Common Pleas Judge Chris Wogan gets tough on criminal justice system at Burholme civic meeting

Judge Chris Wogan says he has such a reputation for being tough on crime,  that once a defendant had a will drawn up, naming Wogan as the primary beneficiary in the hopes that a conflict of interest might force a change.

It didn’t work then, the Philadelphia Common Pleas judge says, and nothing has changed.

“They say I’m tough. I just think I’m fair,” Wogan, 60, told more than 60 residents at Thursday night’s Burholme Civic Association meeting. In a 20 minute address, Wogan railed against his perceived frustrations with the Philadelphia court system but said there is hope.

“Good people are working to fix the problems,” the 1968 Cardinal Dougherty High School alumnus said. “There is an optimism now that I didn’t see even a few years ago.”

More than 60 residents were in attendence at the meeting's peak.
(More than 60 residents were in attendence at the meeting's peak.)

Shortages of responsible jurors, competent and well-meaning judicial clerks and general accountability are three under-reported factors in the failing Philadelphia judicial system, Wogan argued. He noted witness intimidation and sheer volume as the more commonly known problems, as heavily sourced in the powerful Inquirer series on the subject.
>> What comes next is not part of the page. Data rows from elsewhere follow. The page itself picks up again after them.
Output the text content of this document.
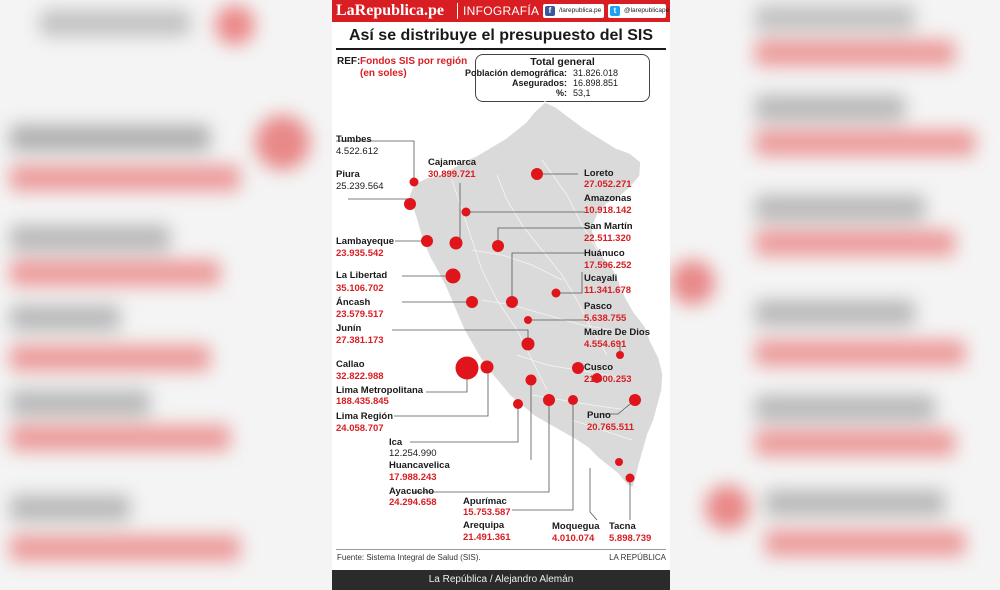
LaRepublica.pe INFOGRAFÍA	f	/larepublica.pe	t	@larepublicape
Así se distribuye el presupuesto del SIS
REF: Fondos SIS por región (en soles)
Total general
Población demográfica: 31.826.018
Asegurados: 16.898.851
%: 53,1
Tumbes
4.522.612
Piura
25.239.564
Cajamarca
30.899.721	Loreto
27.052.271
Amazonas
10.918.142
San Martín
22.511.320
Lambayeque
23.935.542	Huánuco
17.596.252
La Libertad
35.106.702
Ucayali
11.341.678
Áncash
23.579.517
Pasco
5.638.755
Junín
27.381.173
Madre De Dios
4.554.691
Callao
32.822.988
Cusco
21.900.253
Lima Metropolitana
188.435.845
Lima Región
24.058.707
Puno
20.765.511
Ica
12.254.990
Huancavelica
17.988.243
Ayacucho
24.294.658	Apurímac
15.753.587
Arequipa
21.491.361
Moquegua
4.010.074
Tacna
5.898.739
Fuente: Sistema Integral de Salud (SIS).	LA REPÚBLICA
La República / Alejandro Alemán
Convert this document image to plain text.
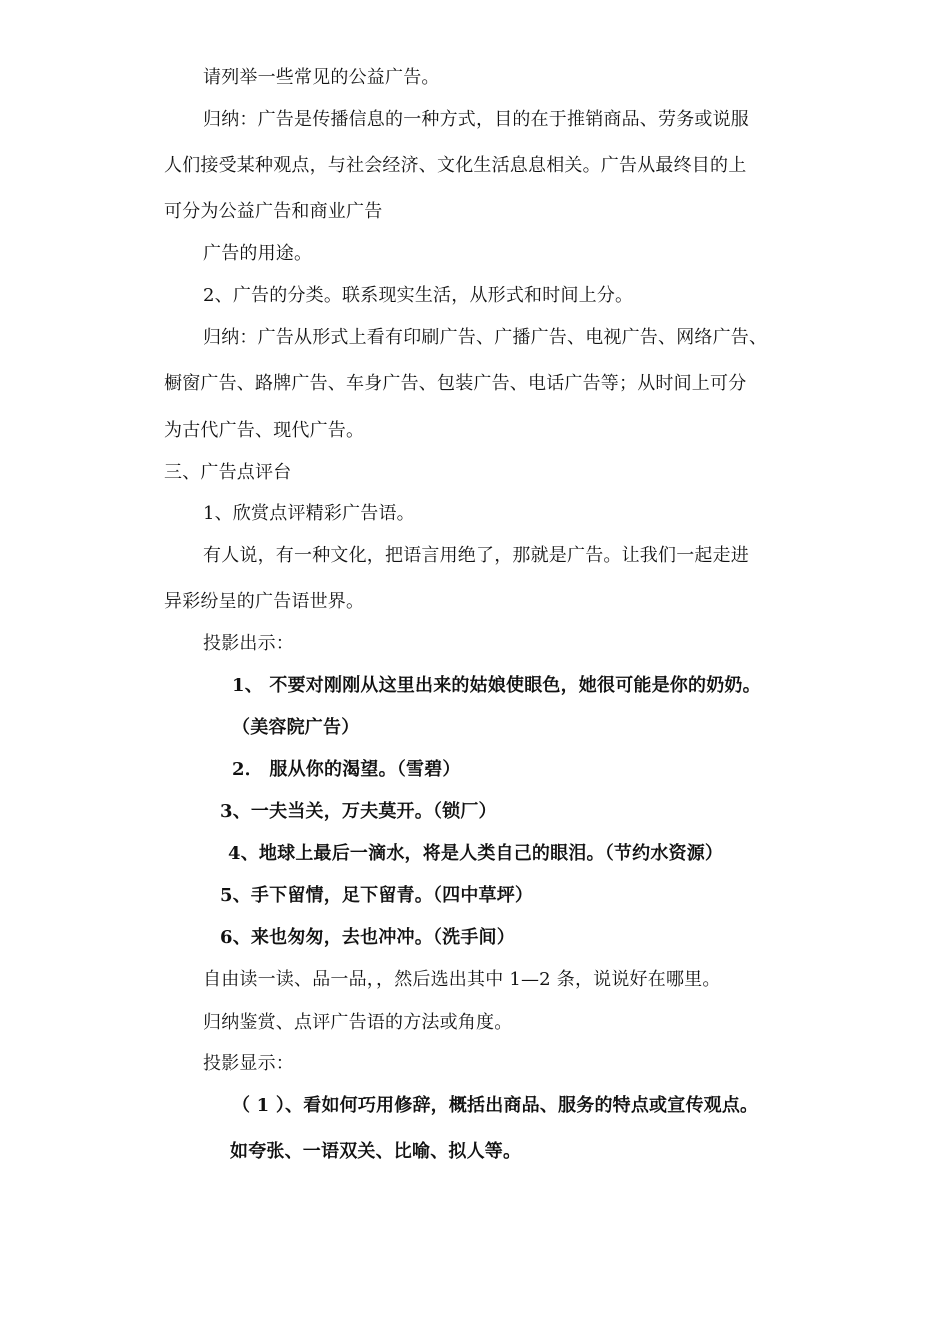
请列举一些常见的公益广告。
归纳：广告是传播信息的一种方式，目的在于推销商品、劳务或说服
人们接受某种观点，与社会经济、文化生活息息相关。广告从最终目的上
可分为公益广告和商业广告
广告的用途。
2、广告的分类。联系现实生活，从形式和时间上分。
归纳：广告从形式上看有印刷广告、广播广告、电视广告、网络广告、
橱窗广告、路牌广告、车身广告、包装广告、电话广告等；从时间上可分
为古代广告、现代广告。
三、广告点评台
1、欣赏点评精彩广告语。
有人说，有一种文化，把语言用绝了，那就是广告。让我们一起走进
异彩纷呈的广告语世界。
投影出示：
1、 不要对刚刚从这里出来的姑娘使眼色，她很可能是你的奶奶。
（美容院广告）
2． 服从你的渴望。（雪碧）
3、一夫当关，万夫莫开。（锁厂）
4、地球上最后一滴水，将是人类自己的眼泪。（节约水资源）
5、手下留情，足下留青。（四中草坪）
6、来也匆匆，去也冲冲。（洗手间）
自由读一读、品一品，，然后选出其中 1—2 条，说说好在哪里。
归纳鉴赏、点评广告语的方法或角度。
投影显示：
（ 1 ）、看如何巧用修辞，概括出商品、服务的特点或宣传观点。
如夸张、一语双关、比喻、拟人等。
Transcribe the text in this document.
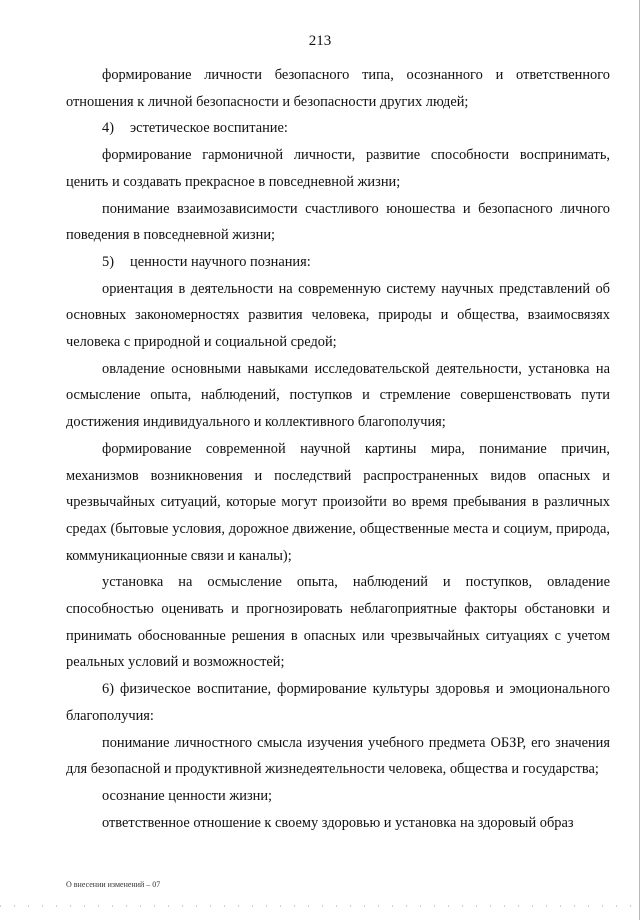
213

формирование личности безопасного типа, осознанного и ответственного отношения к личной безопасности и безопасности других людей;

4) эстетическое воспитание:

формирование гармоничной личности, развитие способности воспринимать, ценить и создавать прекрасное в повседневной жизни;

понимание взаимозависимости счастливого юношества и безопасного личного поведения в повседневной жизни;

5) ценности научного познания:

ориентация в деятельности на современную систему научных представлений об основных закономерностях развития человека, природы и общества, взаимосвязях человека с природной и социальной средой;

овладение основными навыками исследовательской деятельности, установка на осмысление опыта, наблюдений, поступков и стремление совершенствовать пути достижения индивидуального и коллективного благополучия;

формирование современной научной картины мира, понимание причин, механизмов возникновения и последствий распространенных видов опасных и чрезвычайных ситуаций, которые могут произойти во время пребывания в различных средах (бытовые условия, дорожное движение, общественные места и социум, природа, коммуникационные связи и каналы);

установка на осмысление опыта, наблюдений и поступков, овладение способностью оценивать и прогнозировать неблагоприятные факторы обстановки и принимать обоснованные решения в опасных или чрезвычайных ситуациях с учетом реальных условий и возможностей;

6) физическое воспитание, формирование культуры здоровья и эмоционального благополучия:

понимание личностного смысла изучения учебного предмета ОБЗР, его значения для безопасной и продуктивной жизнедеятельности человека, общества и государства;

осознание ценности жизни;

ответственное отношение к своему здоровью и установка на здоровый образ

О внесении изменений – 07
State Supreme Court Chief Justice Ron Castille and his fellow justice Seamus McCaffery, both from Philadelphia, are highlights that are leading a charge to make change in the system, Wogan said.

His speech, as the featured guest at Burholme meeting, was also peppered with stories of his own experiences from nearly a decade on the Common Pleas bench, after serving a generation as a state representative serving a portion of the Northeast. The tough reputation that Wogan himself described was backed up in his introduction by Burholme Civic President and fellow Republican Al Taubenberger.

“Chris is a dear friend in the fight against crime,” Taubenberger said.

Wogan implored residents to think twice before purposefully trying to be dismissed for jury duty.

Son and father Matt and Al Taubenberger, board member and president of the Burholme Civic Association respectively, stand with one of 100 Burholme neighborhood signs.
(Son and father Matt and Al Taubenberger, board member and president of the Burholme Civic Association respectively, stand with one of 100 Burholme neighborhood signs.)

“People with jobs do everything they can to get out,” he said. “So who do you think is left?”

Jurors who are less strict and less connected to their community, was his answer.

Burholme Neighborhood flags

As many as 50 Burholme neighborhood flags will soon line portions of Cottman, Rising Sun and Oxford avenues, Al Taubenberger announced.

“We are so delighted to have these hanging in Burholme,” Taubenberger said. “Really special credit goes out to [my son] Matt Taubenberger and Christine Houck.”

Houck, Taubenberger said, is the owner of Moegerle Paints and designed the flags.

Colored a deep red and emblazoned with the phrase “A Great Place to Live,” the flags were purchased with the help of funding from state Rep. George Kenney, Taubenberger said.

One hundred flags were bought to be rotated in and will be taken down during winter, Matt said.

Wogan also shared stories of mismanagement, incompetence and rogue neglect from the clerks that are charged with handling the case files and officially recording a judge’s verdicts.

“I’ve found a couple hundred ‘mistakes’ have been made to let folks come out earlier, but in all these years, I’ve only seen one that kept someone in longer,” Wogan said, noting that he’s working to rectify those mistakes. He said more than once that his current clerk is dependable, but that ones in the past would directly disobey his sentencing.

Such inconsistencies in the system are helping to speed a neighborhood decay in communities like those in the Northeast, he said.

“It’s very painful, very troubling to have to sign a narcotics warrant for an address in Rhawnhurst or Burholme,” Wogan said. “But I see it more.”

But Wogan isn’t defeated he said.

“There is a little part that we can all do, like serving on a jury or, for me, being tough and holding people accountable,” he said. “We just need to do that part to make our communities better.”